Может быть, он заметил очки в кармане передника Кэтрин. Догадался об ее йоркширском говоре, поскольку она родилась и выросла в деревне. А если Альфред упоминал о двух медальонах, а Берк об этом забыл?
Черт, он хватался за соломинку. Еще до встречи с ней, в мучительные месяцы выздоровления после Ватерлоо, его преследовали другие видения. Кэтрин в саду, смеется, а солнце золотит ее волосы. Кэтрин, водрузив на нос очки, читает детям. Кэтрин, протянув к нему руки, идет навстречу.
А вчера он узнал знакомую сладость ее поцелуя. Он знал мягкие изгибы ее тела, свежий, как запах дождя, аромат ее волос. Знал чуть хрипловатый звук ее голоса.
Ужасный вопрос – как он мог это знать?
– Это очень ценный баран, милорд. – Эли Твиди приподнял широкополую шляпу и почесал почти лысую голову – Вы не найдете лучшего производителя.
Берк, пытаясь избавиться от наваждения, с силой прижал ладони к твердому камню. Грубая поверхность вернула его к действительности.
Как?
Кэтрин заняла место в его воспоминаниях как возлюбленная, как будто это были их общие воспоминания. Как будто они ели за одним столом. Сидели перед одним камином. Спали в одной постели.
Темнота быстро надвигалась. О Боже! Если он не будет осторожен, то кончит тем, что превратится в жалкого безумца, как тот король, сидевший под замком в углу комнаты с бессмысленным выражением лица.
Берк слышал свое хриплое дыхание: вдох-выдох, вдох-выдох. Казалось, оно говорило ему:
«Беги. Беги. Беги подальше и побыстрее, и оставь эти мучения позади».
Его мускулы напряглись, он боролся с безумием. Однажды он уже убежал. Когда убили его брата.
«Жалкий трус!»
Огромным усилием Гришем вытолкнул темноту из своего сознания. Боже, как ему хотелось покоя! Он искал его в уединении имения в Корнуолле, на обвеваемых ветрами утесах, на зеленых долинах, на земле, ставшей для него убежищем в прошедшем году. Но даже там его преследовали видения этой чистой женщины, чей образ теперь как пламя горел в душе.
Возможно, он никогда не найдет покоя на этой земле.
Он отшвырнул клочок шерсти, и ветер закружил его. Берк направился к лошади, щипавшей мокрую траву у дороги.
– Мне пора, – пробормотал он.
– Покупайте сейчас, – вкрадчиво заметил Эли Твиди, – и вы успеете откормить его до ноября.
Берка баран больше не интересовал.

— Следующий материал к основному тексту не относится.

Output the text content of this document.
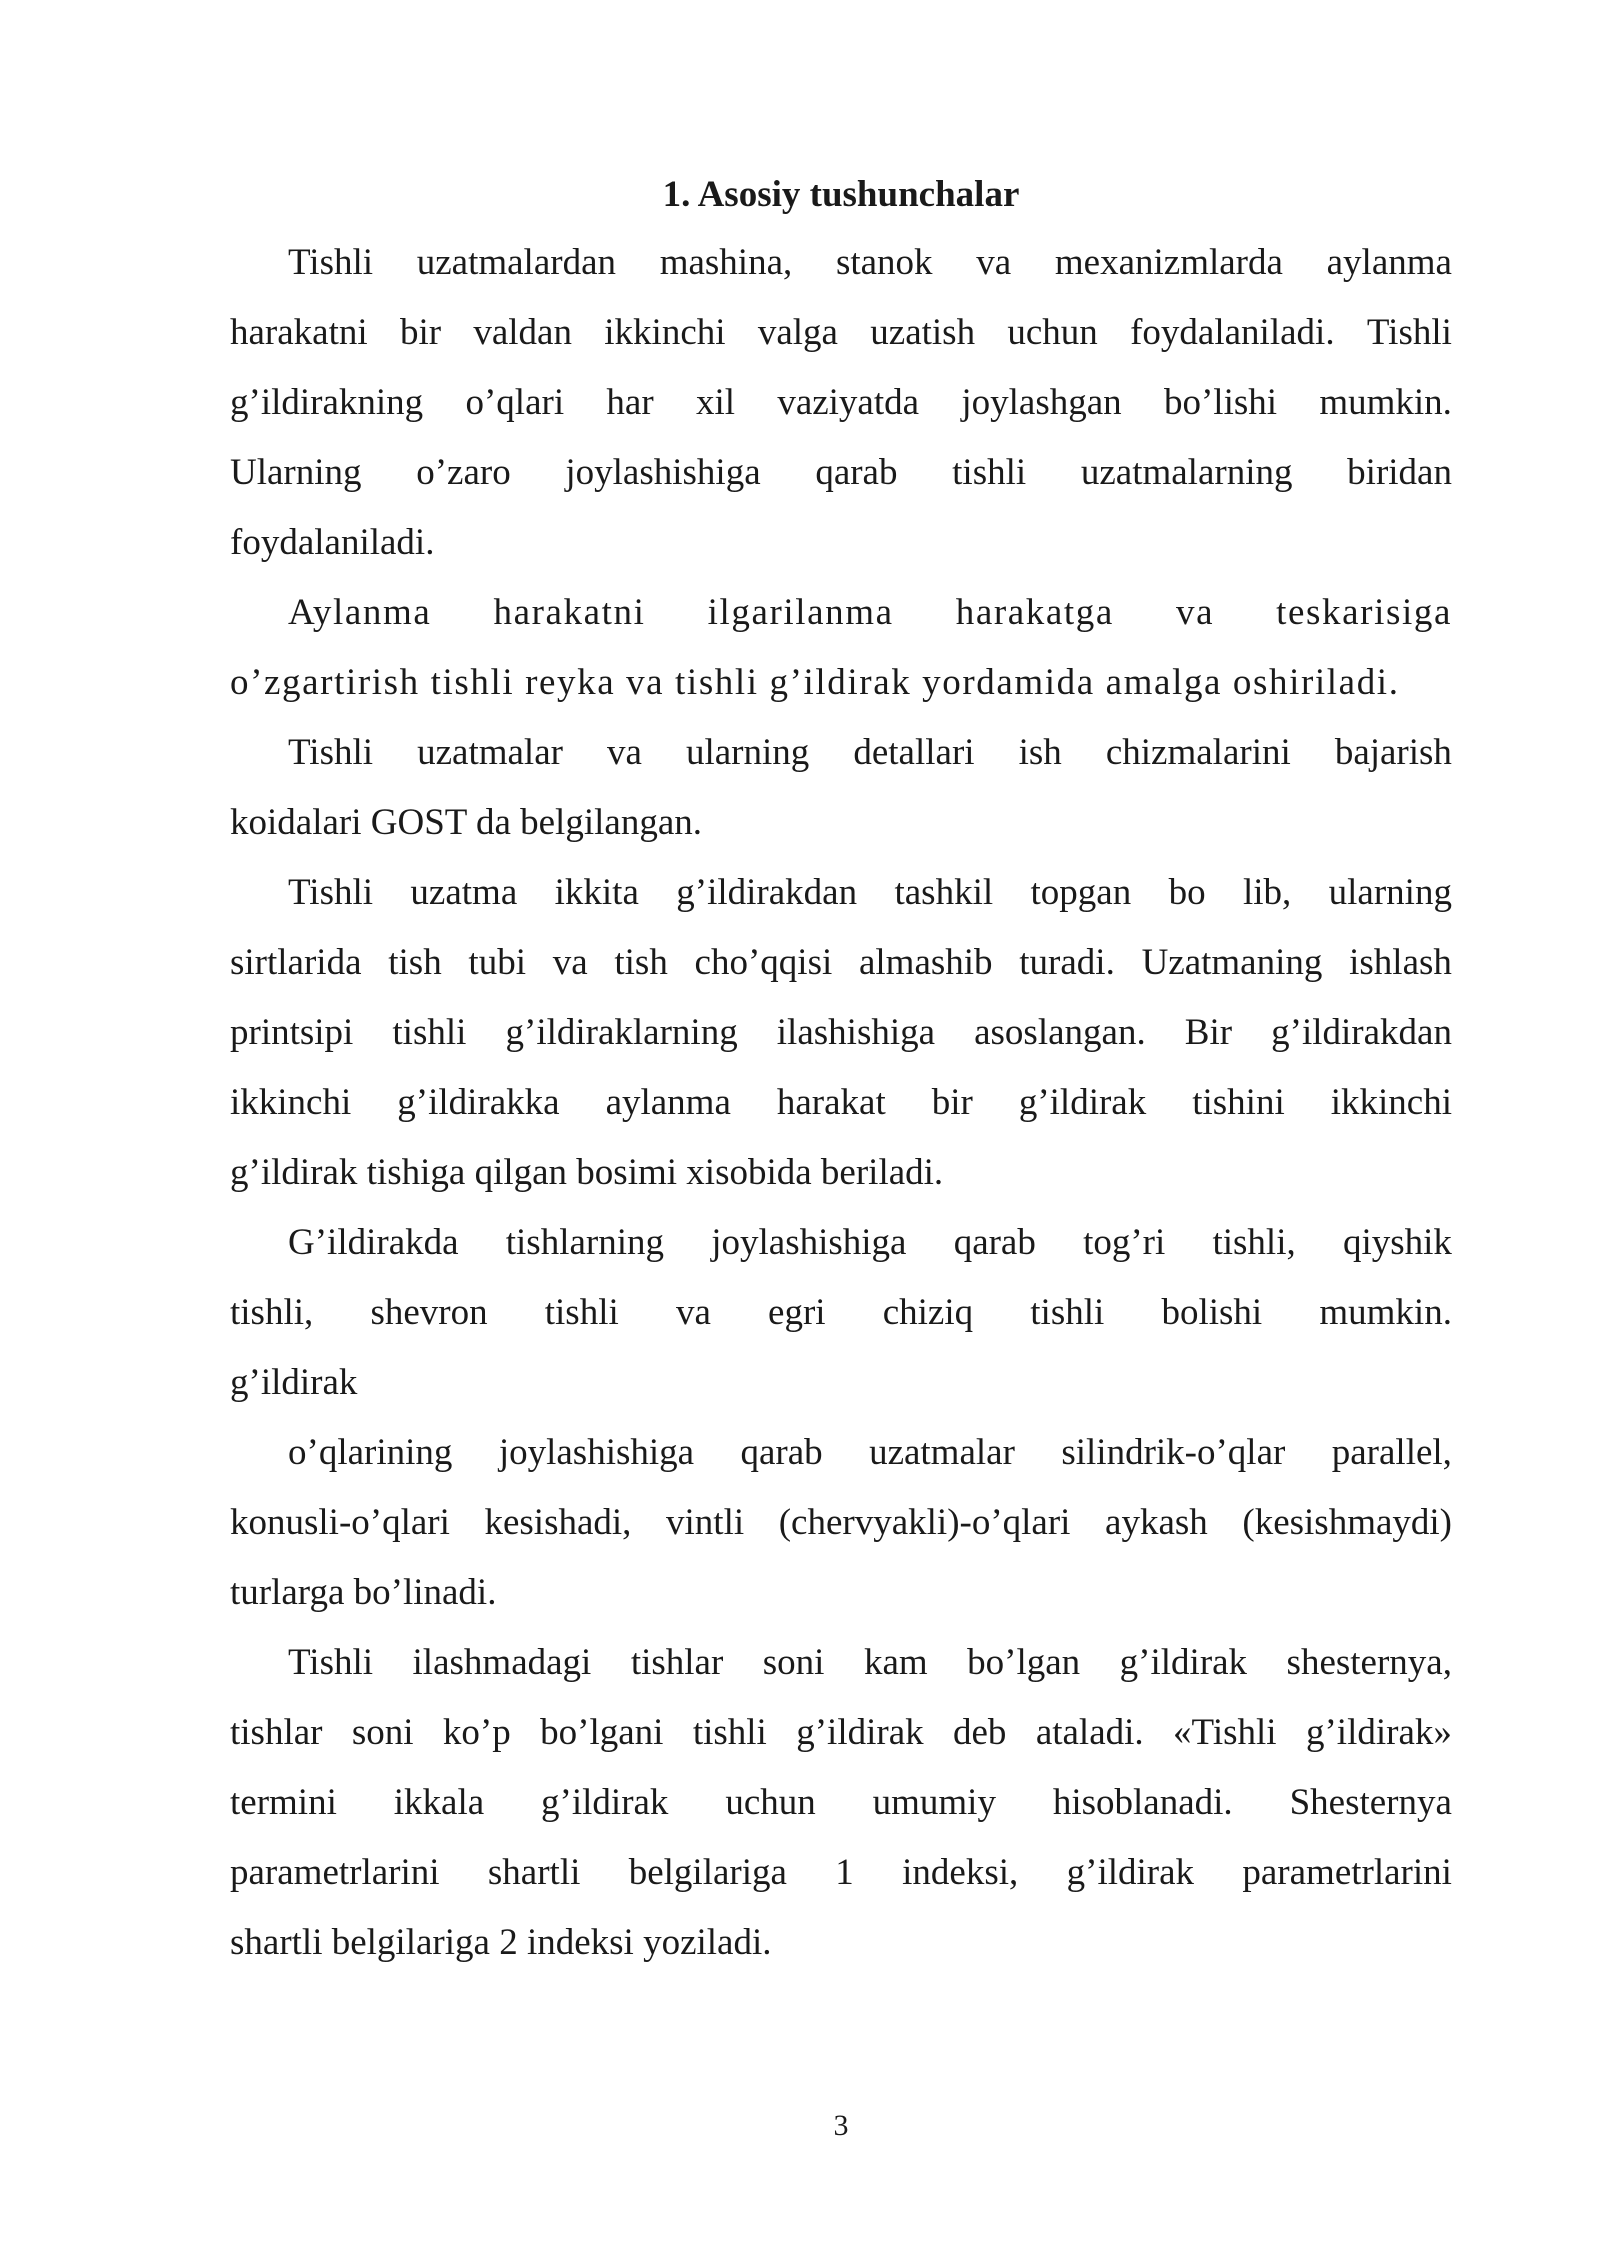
1. Asosiy tushunchalar
Tishli uzatmalardan mashina, stanok va mexanizmlarda aylanma
harakatni bir valdan ikkinchi valga uzatish uchun foydalaniladi. Tishli
g’ildirakning o’qlari har xil vaziyatda joylashgan bo’lishi mumkin.
Ularning o’zaro joylashishiga qarab tishli uzatmalarning biridan
foydalaniladi.
Aylanma harakatni ilgarilanma harakatga va teskarisiga
o’zgartirish tishli reyka va tishli g’ildirak yordamida amalga oshiriladi.
Tishli uzatmalar va ularning detallari ish chizmalarini bajarish
koidalari GOST da belgilangan.
Tishli uzatma ikkita g’ildirakdan tashkil topgan bo lib, ularning
sirtlarida tish tubi va tish cho’qqisi almashib turadi. Uzatmaning ishlash
printsipi tishli g’ildiraklarning ilashishiga asoslangan. Bir g’ildirakdan
ikkinchi g’ildirakka aylanma harakat bir g’ildirak tishini ikkinchi
g’ildirak tishiga qilgan bosimi xisobida beriladi.
G’ildirakda tishlarning joylashishiga qarab tog’ri tishli, qiyshik
tishli, shevron tishli va egri chiziq tishli bolishi mumkin.
g’ildirak
o’qlarining joylashishiga qarab uzatmalar silindrik-o’qlar parallel,
konusli-o’qlari kesishadi, vintli (chervyakli)-o’qlari aykash (kesishmaydi)
turlarga bo’linadi.
Tishli ilashmadagi tishlar soni kam bo’lgan g’ildirak shesternya,
tishlar soni ko’p bo’lgani tishli g’ildirak deb ataladi. «Tishli g’ildirak»
termini ikkala g’ildirak uchun umumiy hisoblanadi. Shesternya
parametrlarini shartli belgilariga 1 indeksi, g’ildirak parametrlarini
shartli belgilariga 2 indeksi yoziladi.
3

Он думал только о том, что ему необходимо снова увидеть Кэтрин. Заставить ее желать его. Изменить ее дурное мнение о нем, каким бы заслуженным оно ни было.
Затем Гришем подумал, как бы доставить ей удовольствие. Ни безделушками или духами, которые он преподнес бы другим дамам. Нет, он знал, чего действительно хотела Кэтрин. Стремясь скорее осуществить свой план, он вскочил в седло.
Эли Твиди загородил лошади дорогу:
– Я снижу цену на десять шиллингов.
– Нет.
– Пятнадцать шиллингов.
– Нет.
– Двадцать?
– О Господи! – Пошарив в кармане, Берк нашел золотую монету и бросил ее фермеру. – Я пришлю за бараном своего человека.
Твиди схватил монету и закивал головой:
– Вы очень сообразительный джент, милорд…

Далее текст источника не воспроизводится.